The general manager of the Kansas Star Casino in Mulvane was prepping for about 3,000 people who accepted invitations to attend what’s called a “controlled demonstration” at the casino Friday. It’s essentially a day for the casino to prove to the Kansas Racing and Gaming Commission that it’s ready to open.
The casino must ace the test to open the day after Christmas.
Real money will exchange hands, but eventually, it will end up in the hands of charities.
The demonstration will be 9 a.m. to 6 p.m. and benefit several nonprofit groups. The guest list includes people who have applied for the casino’s players club, folks from the charities and early and steadfast supporters of bringing gambling to Sedgwick County. The commission OK’d the guest list.
Don’t try to crash the party, because you won’t get in.
“It’s a very exciting time for us,” Cooper said Thursday during a short break. “We expect the day to be a good day. We’re optimistic that we’re ready to have the regulatory agency evaluate us.”

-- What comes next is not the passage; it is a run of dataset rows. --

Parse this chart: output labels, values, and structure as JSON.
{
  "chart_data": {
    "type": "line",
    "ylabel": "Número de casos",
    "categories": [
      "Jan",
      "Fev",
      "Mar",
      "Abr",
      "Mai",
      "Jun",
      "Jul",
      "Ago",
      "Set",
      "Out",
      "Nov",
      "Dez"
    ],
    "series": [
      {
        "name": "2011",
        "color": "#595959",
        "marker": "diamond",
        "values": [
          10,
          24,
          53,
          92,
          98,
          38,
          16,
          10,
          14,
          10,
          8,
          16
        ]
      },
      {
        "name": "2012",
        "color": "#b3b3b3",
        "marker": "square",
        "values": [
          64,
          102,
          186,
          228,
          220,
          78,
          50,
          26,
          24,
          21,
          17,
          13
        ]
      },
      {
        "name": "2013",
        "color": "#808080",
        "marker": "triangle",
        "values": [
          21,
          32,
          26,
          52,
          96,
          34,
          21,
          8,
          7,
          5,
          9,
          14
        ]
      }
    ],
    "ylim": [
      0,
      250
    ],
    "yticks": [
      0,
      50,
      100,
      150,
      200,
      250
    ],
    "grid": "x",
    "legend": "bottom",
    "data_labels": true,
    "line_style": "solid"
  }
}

About 25 to 30 staff members from the commission will be on hand Friday to watch as people christen the Vegas-style slot machines and gaming tables. They’ll be making sure that all state rules are followed, said commission spokesman Bill Miskell.
“What our staff will be doing is observing the employees of the Kansas Star Casino and how they operate every aspect of that casino while the casino is operating with people from the public in what would be a normal course of operation,” Miskell said.
They’ll watch how staff interact with gamblers and make sure games flow as they should.
“When the dice roll, they’ll make sure that the game is played properly,” Miskell said.
A full crew – about 400 people – will work today at the demonstration, Cooper said.
Commission staff won’t gamble. They won’t go in undercover; they’ll wear badges showing that they work for the state.
They’ll remain in Mulvane throughout the weekend and into next week, Miskell said.
“Our staff will have to get together and go through what it is that they saw prior to the time final decisions are made concerning the final order of certification,” he said.
If necessary, a second controlled demonstration is scheduled for Dec. 20.
Guests on Friday can try their luck at 1,310 slot machines, throw chips at a poker table and eat at all three of the casino’s restaurants.
Carrie Tedore, corporate director of public relations for Peninsula Gaming, said the casino had no idea what to expect about how much money would be wagered. All proceeds will go to the Kansas Food Bank Warehouse, the Susan G. Komen Race for the Cure Mid-Kansas Affiliate, Music Theatre of Wichita, Operation Freedom Memorial and Dress for Success Wichita.
The casino thought hard about which charities to support: Music Theatre because the casino wants to support the arts, Dress for Success because it wants to help women get back to work, Tedore said.